Wallerstein küresel dünya ekonomisinin tek amacının sermaye birikimi olduğu kanısındadır. Sistem elindeki tüm imkanları bu amaç için kullanmakta, amaca hizmet edeni ödüllendirmekte, etmeyeni ise cezalandırmaktadır. Teknoloji ve zenginliği yaymış olan sistem yüzde 20’lik üst tabaka ile yüzde 80’lik alt tabaka arasında ekonomik, siyasi, toplumsal ve kültürel bir kutuplaşmayı da doğurmuş ve büyütmüştür (Wallerstein, 2010:64-65). Küresel ekonomi dünyasında cereyan eden hareketler yüzde 60 oranında güç, siyaset, ideoloji ve spekülasyon, yüzde 30 psikoloji, yüzde 10 iktisadi ilkelerin etkisiyle oluşurlar ve bu yüzdeler değişmez (Blum; 2013:294).

1980’lerden beri kamu politikalarını şekillendiren Neo-liberal normun anahtar sözcüğü Yönetişimcilik olmuştur.
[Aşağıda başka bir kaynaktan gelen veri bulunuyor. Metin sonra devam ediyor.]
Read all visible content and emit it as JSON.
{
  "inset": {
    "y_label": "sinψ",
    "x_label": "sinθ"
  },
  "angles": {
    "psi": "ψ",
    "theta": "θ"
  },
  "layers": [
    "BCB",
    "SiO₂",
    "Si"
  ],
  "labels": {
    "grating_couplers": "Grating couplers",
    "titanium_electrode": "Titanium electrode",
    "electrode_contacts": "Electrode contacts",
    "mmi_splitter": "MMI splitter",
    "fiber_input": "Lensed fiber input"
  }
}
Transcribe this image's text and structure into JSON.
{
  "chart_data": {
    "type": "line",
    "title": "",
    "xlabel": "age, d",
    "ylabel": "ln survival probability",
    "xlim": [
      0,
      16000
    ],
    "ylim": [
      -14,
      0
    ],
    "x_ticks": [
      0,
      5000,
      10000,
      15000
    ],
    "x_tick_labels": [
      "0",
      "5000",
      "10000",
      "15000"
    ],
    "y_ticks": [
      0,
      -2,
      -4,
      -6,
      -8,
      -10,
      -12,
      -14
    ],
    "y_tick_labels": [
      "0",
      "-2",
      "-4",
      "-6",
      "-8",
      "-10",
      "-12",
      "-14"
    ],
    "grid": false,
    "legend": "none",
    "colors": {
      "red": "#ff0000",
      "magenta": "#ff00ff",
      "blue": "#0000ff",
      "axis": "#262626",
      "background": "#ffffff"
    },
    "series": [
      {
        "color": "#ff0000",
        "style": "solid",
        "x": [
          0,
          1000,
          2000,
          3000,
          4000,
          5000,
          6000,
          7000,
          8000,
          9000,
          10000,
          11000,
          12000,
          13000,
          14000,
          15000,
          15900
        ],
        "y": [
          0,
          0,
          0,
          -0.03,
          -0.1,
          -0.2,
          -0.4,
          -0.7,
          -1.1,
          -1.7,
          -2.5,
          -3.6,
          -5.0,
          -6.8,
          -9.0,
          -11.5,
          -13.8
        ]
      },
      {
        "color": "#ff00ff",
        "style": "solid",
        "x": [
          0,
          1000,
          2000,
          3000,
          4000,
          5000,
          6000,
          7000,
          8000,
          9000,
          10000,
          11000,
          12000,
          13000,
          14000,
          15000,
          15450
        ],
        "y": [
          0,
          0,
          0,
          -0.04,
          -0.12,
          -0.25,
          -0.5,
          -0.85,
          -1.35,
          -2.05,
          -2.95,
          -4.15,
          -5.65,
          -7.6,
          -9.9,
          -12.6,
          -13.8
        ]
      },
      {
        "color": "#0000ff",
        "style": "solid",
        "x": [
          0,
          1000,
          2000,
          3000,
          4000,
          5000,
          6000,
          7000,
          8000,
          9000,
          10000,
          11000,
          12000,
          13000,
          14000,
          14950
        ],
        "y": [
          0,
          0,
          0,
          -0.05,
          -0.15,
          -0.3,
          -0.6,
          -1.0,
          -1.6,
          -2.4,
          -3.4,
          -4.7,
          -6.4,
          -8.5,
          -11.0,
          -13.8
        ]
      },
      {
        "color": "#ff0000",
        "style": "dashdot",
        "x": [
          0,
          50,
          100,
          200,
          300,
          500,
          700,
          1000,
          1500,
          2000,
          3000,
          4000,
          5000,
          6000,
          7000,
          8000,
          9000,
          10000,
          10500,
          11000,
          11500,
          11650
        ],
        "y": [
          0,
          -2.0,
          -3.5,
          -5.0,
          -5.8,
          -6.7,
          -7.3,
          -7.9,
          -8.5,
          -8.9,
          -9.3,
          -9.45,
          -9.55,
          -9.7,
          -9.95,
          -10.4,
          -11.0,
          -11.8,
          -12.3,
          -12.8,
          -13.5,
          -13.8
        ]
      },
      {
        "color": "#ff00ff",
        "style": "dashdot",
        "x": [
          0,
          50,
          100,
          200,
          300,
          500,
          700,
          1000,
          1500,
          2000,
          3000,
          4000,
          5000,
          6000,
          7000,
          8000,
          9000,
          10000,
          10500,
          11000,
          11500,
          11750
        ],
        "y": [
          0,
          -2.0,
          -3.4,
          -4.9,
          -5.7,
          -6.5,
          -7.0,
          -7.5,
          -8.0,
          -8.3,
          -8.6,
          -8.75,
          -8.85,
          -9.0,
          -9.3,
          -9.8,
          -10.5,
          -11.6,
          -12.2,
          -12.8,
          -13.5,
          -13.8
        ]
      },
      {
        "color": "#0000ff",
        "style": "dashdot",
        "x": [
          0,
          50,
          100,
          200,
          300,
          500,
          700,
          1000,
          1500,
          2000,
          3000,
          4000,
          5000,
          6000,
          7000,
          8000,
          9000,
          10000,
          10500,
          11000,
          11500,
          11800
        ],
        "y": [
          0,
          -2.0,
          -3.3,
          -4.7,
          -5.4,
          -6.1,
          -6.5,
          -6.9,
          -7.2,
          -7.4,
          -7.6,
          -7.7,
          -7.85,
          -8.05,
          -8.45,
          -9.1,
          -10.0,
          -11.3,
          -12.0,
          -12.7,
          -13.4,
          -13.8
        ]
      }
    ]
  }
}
Çokanlamlılığıyla isabet kaydeden bu terim, iktidarın giderek daha sıkı bir şekilde iç içe geçen, şirketlerin yönlendirilmesi, devletlerin yönlendirilmesi ve dünyanın yönlendirilmesi boyutlarını birleştirir. İyi yönetişim her

şeyden önce ticari ve mali akışların serbest bırakılmasına itaat eden ve dünya piyasası uyum politikasına sıkı sıkıya bağlı olandır. Böylece zaman aşımına uğrayarak değer yitirmiş olan egemenlik teorisinin yerini aldığı söylenebilir. Bir devlet artık belli bir toprak üzerindeki egemenliği sağlama kapasitesiyle değil, yönetişimin hukuksal normlarına ve ekonomik bakımdan iyi uygulanmasına riayet etmesiyle değerlendirilir olmuştur. Devlet yönetimselliği şirket yönetimselliğinden önemli bir ilkeyi ödünç almıştır. Nasıl ki şirket yöneticileri mali gücün egemenliği çerçevesinde hissedarların denetimi altına giriyorsa, devlet yöneticileri de aynı gerekçeyle uluslararası mali topluluğun, uzmanların, normlandırma ajanslarının denetimi altına girmektedir (Dardot ve Laval, 2012:322). Bu durum çok uluslu şirketlerin mutlak erk sahibi oldukları anlamına gelmediği gibi, devletin onların elinde basit bir araç olduğu anlamına da gelmez. Bunun anlamı makroekonomik politikaların büyük ölçüde kamusal ve özel kesimlerin ortak kararının meyvesi olduğudur ve devlet, ulus dışı iktidarlar, STK’lar vs. zarar görse de belli bir alanda özerkliğini korumaya devam eder (Dardot ve Laval, 2012:321-323).